Let’s be real here: We all know that Jaromir Jagr is a badass.
Not just your standard, run-of-the-mill badass either. This dude is the consummate badass. Like, your WWII-fighting, Scotch-swilling, bareknuckle-brawling grandpa’s type of badass.
Case in point: After being on the wrong end of a high stick to the piehole in the first period of Tuesday night’s game against the Ottawa Senators, Jagr–four teeth the poorer–assisted on Corban Knight’s score-opening goal in the second, aiding the Florida Panthers in securing their fifth consecutive win and their eleventh in their last 14.
This followed Sunday’s shootout victory against the visiting Vancouver Canucks, where Jagr’s one-timed power play marker over the shoulder of Ryan Miller propelled the Czech native to sole possession of fourth place on the NHL’s all-time goal scoring list.

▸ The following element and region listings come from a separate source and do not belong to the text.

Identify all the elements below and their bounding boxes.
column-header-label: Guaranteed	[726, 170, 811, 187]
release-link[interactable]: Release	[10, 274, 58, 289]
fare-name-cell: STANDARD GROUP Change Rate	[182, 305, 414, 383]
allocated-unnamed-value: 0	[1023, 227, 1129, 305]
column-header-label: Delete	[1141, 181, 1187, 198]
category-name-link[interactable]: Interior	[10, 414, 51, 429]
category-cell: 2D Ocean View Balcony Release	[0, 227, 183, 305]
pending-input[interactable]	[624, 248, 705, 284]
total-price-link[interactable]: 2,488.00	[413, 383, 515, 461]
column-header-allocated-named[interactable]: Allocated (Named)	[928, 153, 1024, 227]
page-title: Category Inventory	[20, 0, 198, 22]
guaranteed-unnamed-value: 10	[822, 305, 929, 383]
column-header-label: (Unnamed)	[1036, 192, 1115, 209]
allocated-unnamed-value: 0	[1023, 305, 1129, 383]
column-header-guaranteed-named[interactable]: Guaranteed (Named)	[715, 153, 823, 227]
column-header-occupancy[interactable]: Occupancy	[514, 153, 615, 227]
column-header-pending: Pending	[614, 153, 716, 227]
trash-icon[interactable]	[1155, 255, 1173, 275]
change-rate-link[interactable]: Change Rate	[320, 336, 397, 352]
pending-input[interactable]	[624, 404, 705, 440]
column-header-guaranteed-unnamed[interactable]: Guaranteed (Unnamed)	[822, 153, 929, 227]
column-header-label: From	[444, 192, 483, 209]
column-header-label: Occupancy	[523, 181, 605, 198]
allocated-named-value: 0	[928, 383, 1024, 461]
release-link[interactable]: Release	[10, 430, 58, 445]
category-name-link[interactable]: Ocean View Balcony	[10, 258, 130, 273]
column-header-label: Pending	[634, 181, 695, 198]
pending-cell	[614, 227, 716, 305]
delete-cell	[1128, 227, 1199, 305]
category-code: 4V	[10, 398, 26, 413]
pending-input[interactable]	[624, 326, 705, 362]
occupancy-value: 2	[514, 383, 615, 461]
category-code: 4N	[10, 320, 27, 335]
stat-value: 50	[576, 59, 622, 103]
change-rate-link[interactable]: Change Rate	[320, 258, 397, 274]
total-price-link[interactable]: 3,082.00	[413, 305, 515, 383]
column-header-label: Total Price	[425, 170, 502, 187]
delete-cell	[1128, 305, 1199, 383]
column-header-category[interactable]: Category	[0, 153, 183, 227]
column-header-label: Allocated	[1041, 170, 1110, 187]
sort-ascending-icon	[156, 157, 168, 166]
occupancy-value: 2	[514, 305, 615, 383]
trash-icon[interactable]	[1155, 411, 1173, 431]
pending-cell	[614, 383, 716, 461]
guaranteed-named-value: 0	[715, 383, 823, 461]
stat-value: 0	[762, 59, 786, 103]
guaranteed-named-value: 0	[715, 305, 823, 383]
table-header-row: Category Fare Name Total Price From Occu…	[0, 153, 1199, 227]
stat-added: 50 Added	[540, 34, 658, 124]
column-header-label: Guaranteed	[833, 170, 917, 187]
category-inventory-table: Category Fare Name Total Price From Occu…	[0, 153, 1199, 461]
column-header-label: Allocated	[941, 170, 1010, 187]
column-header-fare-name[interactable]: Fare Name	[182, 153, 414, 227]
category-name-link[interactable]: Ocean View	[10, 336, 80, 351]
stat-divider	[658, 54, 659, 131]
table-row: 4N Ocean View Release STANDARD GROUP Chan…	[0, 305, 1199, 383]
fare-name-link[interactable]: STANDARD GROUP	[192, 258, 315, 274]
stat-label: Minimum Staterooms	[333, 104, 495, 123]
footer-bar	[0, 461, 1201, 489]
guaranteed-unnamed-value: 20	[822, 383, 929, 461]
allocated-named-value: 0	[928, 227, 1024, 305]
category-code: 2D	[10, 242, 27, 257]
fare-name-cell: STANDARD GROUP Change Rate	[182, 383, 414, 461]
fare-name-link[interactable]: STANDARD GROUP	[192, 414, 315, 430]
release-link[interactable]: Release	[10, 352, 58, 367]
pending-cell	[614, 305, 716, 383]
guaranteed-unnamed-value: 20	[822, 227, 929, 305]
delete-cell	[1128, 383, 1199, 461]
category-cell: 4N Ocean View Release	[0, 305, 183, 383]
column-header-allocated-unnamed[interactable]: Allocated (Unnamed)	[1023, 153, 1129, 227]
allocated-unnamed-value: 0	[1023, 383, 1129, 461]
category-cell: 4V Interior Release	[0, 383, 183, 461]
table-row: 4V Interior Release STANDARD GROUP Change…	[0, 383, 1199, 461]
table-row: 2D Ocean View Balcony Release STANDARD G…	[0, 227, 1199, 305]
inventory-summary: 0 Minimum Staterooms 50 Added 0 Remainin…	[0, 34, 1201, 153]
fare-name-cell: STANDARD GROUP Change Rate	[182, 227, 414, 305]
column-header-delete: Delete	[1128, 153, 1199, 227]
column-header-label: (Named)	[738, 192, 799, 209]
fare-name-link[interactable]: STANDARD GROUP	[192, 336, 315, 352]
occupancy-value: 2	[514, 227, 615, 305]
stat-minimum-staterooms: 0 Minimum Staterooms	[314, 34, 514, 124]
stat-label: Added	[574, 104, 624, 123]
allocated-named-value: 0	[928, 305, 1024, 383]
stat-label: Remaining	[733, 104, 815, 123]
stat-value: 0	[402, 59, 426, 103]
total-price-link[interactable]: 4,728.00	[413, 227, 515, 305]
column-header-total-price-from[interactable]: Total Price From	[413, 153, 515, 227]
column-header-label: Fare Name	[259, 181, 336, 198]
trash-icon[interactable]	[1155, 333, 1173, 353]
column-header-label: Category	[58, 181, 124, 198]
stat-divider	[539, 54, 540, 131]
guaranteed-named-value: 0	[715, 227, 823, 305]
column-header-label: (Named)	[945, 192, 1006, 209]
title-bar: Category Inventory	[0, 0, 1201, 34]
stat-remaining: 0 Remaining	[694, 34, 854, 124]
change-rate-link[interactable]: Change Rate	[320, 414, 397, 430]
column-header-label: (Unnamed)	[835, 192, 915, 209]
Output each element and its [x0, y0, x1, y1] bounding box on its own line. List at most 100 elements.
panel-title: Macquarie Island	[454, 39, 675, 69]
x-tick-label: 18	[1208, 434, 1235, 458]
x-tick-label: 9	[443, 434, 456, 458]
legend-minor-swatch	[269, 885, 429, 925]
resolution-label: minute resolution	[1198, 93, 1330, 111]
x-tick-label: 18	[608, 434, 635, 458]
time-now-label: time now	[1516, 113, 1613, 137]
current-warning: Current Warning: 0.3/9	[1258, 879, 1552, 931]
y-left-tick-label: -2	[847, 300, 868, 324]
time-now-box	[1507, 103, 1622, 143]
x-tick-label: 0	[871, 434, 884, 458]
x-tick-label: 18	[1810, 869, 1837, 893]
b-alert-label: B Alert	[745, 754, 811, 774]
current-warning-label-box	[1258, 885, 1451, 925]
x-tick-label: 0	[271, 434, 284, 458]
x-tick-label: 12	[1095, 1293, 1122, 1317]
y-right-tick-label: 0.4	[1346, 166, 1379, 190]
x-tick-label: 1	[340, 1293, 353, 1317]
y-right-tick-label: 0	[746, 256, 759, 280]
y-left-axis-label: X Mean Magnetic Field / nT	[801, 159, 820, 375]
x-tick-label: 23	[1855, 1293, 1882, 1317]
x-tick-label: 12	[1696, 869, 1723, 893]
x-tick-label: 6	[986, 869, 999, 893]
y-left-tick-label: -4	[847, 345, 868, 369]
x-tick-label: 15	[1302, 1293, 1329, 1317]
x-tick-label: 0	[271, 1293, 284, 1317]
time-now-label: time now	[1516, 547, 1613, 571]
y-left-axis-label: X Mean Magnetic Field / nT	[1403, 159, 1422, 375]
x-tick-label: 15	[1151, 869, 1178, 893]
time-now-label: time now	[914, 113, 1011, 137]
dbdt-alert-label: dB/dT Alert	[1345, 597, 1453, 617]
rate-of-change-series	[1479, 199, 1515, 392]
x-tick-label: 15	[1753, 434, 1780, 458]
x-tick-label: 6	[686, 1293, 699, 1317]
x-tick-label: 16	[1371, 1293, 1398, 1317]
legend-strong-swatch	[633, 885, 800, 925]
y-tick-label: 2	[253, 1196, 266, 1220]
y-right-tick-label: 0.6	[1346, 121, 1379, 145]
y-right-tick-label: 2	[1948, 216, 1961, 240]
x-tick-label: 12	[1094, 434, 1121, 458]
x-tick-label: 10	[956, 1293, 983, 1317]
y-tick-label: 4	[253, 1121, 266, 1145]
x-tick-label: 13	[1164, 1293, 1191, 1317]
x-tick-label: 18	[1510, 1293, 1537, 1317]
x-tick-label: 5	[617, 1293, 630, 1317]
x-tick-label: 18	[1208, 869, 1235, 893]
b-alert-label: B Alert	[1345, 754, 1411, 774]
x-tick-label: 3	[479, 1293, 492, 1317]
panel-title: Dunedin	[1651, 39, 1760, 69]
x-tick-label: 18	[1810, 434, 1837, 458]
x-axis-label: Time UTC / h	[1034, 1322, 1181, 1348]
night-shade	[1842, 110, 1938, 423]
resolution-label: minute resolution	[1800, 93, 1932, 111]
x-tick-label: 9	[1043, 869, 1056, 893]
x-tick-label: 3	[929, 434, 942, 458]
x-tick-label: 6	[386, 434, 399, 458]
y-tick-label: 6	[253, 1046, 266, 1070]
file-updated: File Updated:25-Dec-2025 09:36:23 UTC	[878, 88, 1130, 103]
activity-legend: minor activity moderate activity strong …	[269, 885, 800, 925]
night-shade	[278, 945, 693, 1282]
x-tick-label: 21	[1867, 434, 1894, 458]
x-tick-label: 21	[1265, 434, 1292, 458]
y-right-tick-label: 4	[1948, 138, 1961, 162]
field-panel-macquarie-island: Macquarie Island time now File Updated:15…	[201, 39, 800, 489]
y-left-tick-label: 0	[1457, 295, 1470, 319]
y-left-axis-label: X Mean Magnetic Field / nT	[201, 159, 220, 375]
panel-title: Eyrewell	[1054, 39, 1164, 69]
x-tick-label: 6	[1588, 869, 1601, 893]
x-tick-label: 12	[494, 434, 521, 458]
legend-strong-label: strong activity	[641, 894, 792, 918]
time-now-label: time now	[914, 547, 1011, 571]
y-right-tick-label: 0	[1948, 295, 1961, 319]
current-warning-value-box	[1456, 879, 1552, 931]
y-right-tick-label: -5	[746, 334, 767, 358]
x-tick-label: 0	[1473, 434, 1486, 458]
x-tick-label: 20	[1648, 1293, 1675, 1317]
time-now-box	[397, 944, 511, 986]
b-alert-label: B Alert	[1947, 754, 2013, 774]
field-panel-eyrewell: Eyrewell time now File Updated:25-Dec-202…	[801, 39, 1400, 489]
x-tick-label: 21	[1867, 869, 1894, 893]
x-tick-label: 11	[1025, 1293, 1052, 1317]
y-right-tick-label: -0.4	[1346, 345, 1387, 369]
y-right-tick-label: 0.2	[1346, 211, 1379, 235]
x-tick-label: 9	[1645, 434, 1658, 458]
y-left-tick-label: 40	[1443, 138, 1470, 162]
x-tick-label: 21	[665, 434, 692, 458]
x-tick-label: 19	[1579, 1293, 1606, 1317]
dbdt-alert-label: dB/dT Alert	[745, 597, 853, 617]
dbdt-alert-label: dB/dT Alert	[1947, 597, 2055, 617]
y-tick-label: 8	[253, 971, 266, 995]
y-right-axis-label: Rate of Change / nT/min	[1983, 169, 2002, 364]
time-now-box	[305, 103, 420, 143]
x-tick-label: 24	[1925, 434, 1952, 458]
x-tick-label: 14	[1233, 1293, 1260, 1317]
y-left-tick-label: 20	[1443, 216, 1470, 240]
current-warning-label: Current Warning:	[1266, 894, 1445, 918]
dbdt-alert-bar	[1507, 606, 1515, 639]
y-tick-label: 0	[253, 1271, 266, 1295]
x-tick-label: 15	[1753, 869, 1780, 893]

Through 32 games this season, Jaromir Jagr has notched 25 points off of ten goals, tops in team scoring. Posting his best PPG rate since his age-41 campaign with the New Jersey Devils back in 2013-14, he’s been a crucial component of a revamped power play that currently sits 15th in the league. Juxtapose that figure with last season’s 23rd-place unit. Just do it. Pls.
In short, Jagr’s been a godsend. He’s vino. He’s a less irritating, foreign Kobe Bryant. However, unlike today’s Kobe, he’s a veritable blessing from the hockey gods upon an offense that, at this point last season, was mired in a scoring slump. To put it in layman’s terms, “MAJOR KEY TO SUCCESS RIGHT HERE. THEY DON’T WANT YOU TO SCORE, I CAN PROMISE YOU THAT #blessup.”
But, as the saying goes, no man is an island. And on this journey to more success, how are the Cats–a team picked by most to finish outside of a playoff spot–sitting pretty, sole owners of the final guaranteed playoff berth in the Atlantic division and a lone point behind the division-leading Montreal Canadiens?
Watching the NHL Network in the wee hours of the morning, I stumbled upon an interesting statistic. Per their calculation, Panthers skaters aged 24 and younger have accounted for 62.9% of the team’s point production. Additionally, seven of the club’s ten leading scorers fall into this age range, with Vincent Trocheck and Jonathan Huberdeau’s 24 points through 35 contests pacing the demographic. Reilly Smith leads the goalscoring charge with eleven, Huberdeau’s 17 helpers are a team best and second-year stalwart Aaron Ekblad’s plus-eleven rating leads his teammates.
What this number vomit amounts to is the simple fact that Dale Tallon’s blueprint is finally bearing fruit, that his core of fleet-footed young skaters is coming into its own. Currently icing a roster with 12 homegrown players and receiving contributions from an additional two, the Cats finally possess the young talent to compete with any team in the league.
Depth has developed into a strength as well: Having lost 85 man games to injury, the Panthers have managed to sustain their recent success, handing valuable minutes to “plug-and-play” AHL call-ups. Skaters such as Rocco Grimaldi, Connor Brickley, Logan Shaw and the like have brought speed and tenacity to the bottom-six, chipping in depth scoring and otherwise filling in admirably in their teammates’ stead.
And, given the rock-steady performances of Roberto Luongo and Al Montoya in net, the Cats may have only clawed (HA feline pun) the surface of their potential.
Time for a nonsensical close: In the words of that one Adidas commercial that my friend Joe absolutely hates, THAT’S THAT NEW SPEED THO.